Vovó era uma espécie de "terrorista" do sexo, suas conversas eram todas voltadas ao grande perigo de praticá-lo antes do casamento. Era uma história atrás da outra contando dramas familiares solucionados, às vezes, por um bom coquetel de guaraná com formicida. Claro que já existia a pílula anticoncepcional, mas essa ainda não tinha carimbado o passaporte no imaginário da minha avó. E o caso da virgem que engravidara do cunhado, "um sujeito porco, que deixava as toalhas sujas no banheiro!…" era comentado com algumas variações. A porca poderia ser a mulher ou a empregada. Na versão da minha avó, a virgem era sempre uma vítima.
Sua grande aversão era pelas "assanhadas" ou "sirigaitas". Essas eram um horror! Uma sirigaita dessas, apesar da mãe tão cuidadosa, que a acompanhava em todos os lugares, conseguiu "namorar" e engravidar na fila do leite! Era no tempo da guerra, acho eu, quando havia fila para tudo. A mãe devia mandar a filha para a fila bem cedinho, e lá ela encontrou um leiteiro ou outro cliente madrugador e tomou outro tipo de leite.
E haviam histórias terríveis, de moças que se enfaixavam todas para que não se descobrisse que estavam grávidas, e quando os filhos nasciam, estavam deformados porque não tinham podido se desenvolver.
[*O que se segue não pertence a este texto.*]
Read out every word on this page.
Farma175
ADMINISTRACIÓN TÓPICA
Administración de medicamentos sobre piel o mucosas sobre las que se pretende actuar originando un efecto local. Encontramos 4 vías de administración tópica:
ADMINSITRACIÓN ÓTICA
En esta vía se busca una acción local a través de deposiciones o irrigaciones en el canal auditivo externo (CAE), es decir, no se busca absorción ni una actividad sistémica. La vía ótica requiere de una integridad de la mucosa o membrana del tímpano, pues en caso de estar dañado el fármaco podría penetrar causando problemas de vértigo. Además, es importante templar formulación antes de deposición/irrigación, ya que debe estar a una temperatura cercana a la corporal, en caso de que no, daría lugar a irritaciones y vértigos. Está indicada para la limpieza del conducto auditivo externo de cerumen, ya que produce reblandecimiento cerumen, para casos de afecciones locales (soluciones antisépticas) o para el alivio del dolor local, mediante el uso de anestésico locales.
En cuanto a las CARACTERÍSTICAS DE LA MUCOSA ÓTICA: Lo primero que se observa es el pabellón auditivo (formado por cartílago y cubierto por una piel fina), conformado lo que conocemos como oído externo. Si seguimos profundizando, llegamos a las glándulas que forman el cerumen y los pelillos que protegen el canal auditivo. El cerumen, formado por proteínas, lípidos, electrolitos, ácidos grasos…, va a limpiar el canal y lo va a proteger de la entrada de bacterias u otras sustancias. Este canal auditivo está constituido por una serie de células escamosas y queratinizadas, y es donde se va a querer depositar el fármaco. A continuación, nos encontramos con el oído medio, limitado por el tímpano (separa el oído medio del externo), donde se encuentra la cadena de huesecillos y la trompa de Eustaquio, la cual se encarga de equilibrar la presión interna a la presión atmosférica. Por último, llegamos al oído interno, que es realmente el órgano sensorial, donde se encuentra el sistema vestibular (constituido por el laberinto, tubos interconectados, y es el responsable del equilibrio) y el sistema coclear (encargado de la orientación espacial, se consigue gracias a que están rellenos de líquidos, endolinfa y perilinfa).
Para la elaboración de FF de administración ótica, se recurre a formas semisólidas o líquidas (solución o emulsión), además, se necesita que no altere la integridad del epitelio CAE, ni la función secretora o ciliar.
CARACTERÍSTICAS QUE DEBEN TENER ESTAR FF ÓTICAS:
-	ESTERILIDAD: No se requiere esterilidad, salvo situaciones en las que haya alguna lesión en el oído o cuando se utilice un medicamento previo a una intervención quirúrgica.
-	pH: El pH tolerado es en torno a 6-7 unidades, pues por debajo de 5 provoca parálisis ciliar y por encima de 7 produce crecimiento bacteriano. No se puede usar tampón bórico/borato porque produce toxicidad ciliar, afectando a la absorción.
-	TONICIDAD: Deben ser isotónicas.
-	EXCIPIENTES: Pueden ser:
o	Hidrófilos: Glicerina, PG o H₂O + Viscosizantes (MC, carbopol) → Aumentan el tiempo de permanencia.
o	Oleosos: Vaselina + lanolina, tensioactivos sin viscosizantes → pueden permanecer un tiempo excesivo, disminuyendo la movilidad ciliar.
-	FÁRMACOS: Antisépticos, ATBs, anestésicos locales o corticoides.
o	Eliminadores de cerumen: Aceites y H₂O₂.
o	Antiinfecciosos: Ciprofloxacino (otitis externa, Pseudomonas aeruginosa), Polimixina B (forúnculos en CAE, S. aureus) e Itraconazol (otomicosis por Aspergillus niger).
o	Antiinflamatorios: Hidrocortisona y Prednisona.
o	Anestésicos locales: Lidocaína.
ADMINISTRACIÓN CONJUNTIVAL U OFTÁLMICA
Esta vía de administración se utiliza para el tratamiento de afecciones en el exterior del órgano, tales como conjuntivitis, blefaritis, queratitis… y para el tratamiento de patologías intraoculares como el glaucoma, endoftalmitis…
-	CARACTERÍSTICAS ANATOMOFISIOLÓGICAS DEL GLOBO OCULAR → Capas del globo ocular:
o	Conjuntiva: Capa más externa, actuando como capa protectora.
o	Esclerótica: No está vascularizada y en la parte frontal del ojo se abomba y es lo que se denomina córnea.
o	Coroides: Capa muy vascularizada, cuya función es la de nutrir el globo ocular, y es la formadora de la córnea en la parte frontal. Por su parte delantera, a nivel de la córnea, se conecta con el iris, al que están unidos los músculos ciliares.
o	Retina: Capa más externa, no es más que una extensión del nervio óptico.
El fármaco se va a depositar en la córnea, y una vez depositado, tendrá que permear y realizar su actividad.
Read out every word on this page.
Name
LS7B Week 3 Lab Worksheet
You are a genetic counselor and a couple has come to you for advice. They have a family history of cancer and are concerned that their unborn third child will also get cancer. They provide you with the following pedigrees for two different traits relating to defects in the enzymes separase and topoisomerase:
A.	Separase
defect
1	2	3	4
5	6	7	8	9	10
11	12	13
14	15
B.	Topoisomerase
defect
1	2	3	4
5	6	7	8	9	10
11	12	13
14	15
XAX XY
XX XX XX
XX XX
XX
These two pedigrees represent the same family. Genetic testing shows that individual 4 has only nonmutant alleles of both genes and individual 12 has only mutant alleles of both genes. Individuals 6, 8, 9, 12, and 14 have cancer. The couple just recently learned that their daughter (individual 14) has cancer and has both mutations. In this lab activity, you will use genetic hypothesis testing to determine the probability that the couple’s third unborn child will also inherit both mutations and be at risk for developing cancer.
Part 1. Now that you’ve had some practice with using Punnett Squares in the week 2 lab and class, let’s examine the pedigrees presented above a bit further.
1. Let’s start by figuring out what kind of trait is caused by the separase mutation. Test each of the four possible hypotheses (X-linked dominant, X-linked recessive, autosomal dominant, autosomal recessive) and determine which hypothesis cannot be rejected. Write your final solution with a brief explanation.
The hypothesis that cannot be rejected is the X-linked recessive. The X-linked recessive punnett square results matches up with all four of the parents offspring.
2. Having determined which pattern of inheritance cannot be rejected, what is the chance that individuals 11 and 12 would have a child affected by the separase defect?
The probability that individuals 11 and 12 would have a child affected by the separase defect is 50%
Ou histórias engraçadas de mulheres, respeitáveis e respeitosas que, quando grávidas, "enjoavam" do marido e só lhes apeteciam os maridos das vizinhas… Essas eram perdoadas. Afinal, enjoos de gravidez eram coisas que minha avó respeitava.
Uma história atrás da outra, mas agora, relembrando-as, vejo que em nenhuma delas era o sexo o vilão. Não tinha percebido isso, mas seu problema era a gravidez. Já na palestra de ontem, no SESC Tijuca, um dos participantes me contou de seus grupos na Igreja, e dos conselhos do padre: "quando sentirem os sintomas da atração, vocês devem se afastar e rezar até ficarem calmos!" Meu aluno comentou: "nós, com 14 ou 15 anos, se seguíssemos o conselho do padre não pararíamos de rezar!"
Bem, aí a gente fica pensando que, se todos os problemas do mundo fossem a sexualidade dos jovens, estaríamos no paraíso terrestre. O problema começou foi com Deus, ciumento, que não pode admitir aqueles dois adolescentes saudáveis e lindos fazendo aquilo que seus hormônios aconselhavam. Expulsar os dois por conta disso? Uma pequena mordida na maçã?! Mas se é uma maçã gostosa, sumarenta e doce, por que não?
Sábios são os americanos: an apple a day keeps the doctor away. Uma maçã por dia, sem culpas e sem desculpas pode ser o melhor remédio.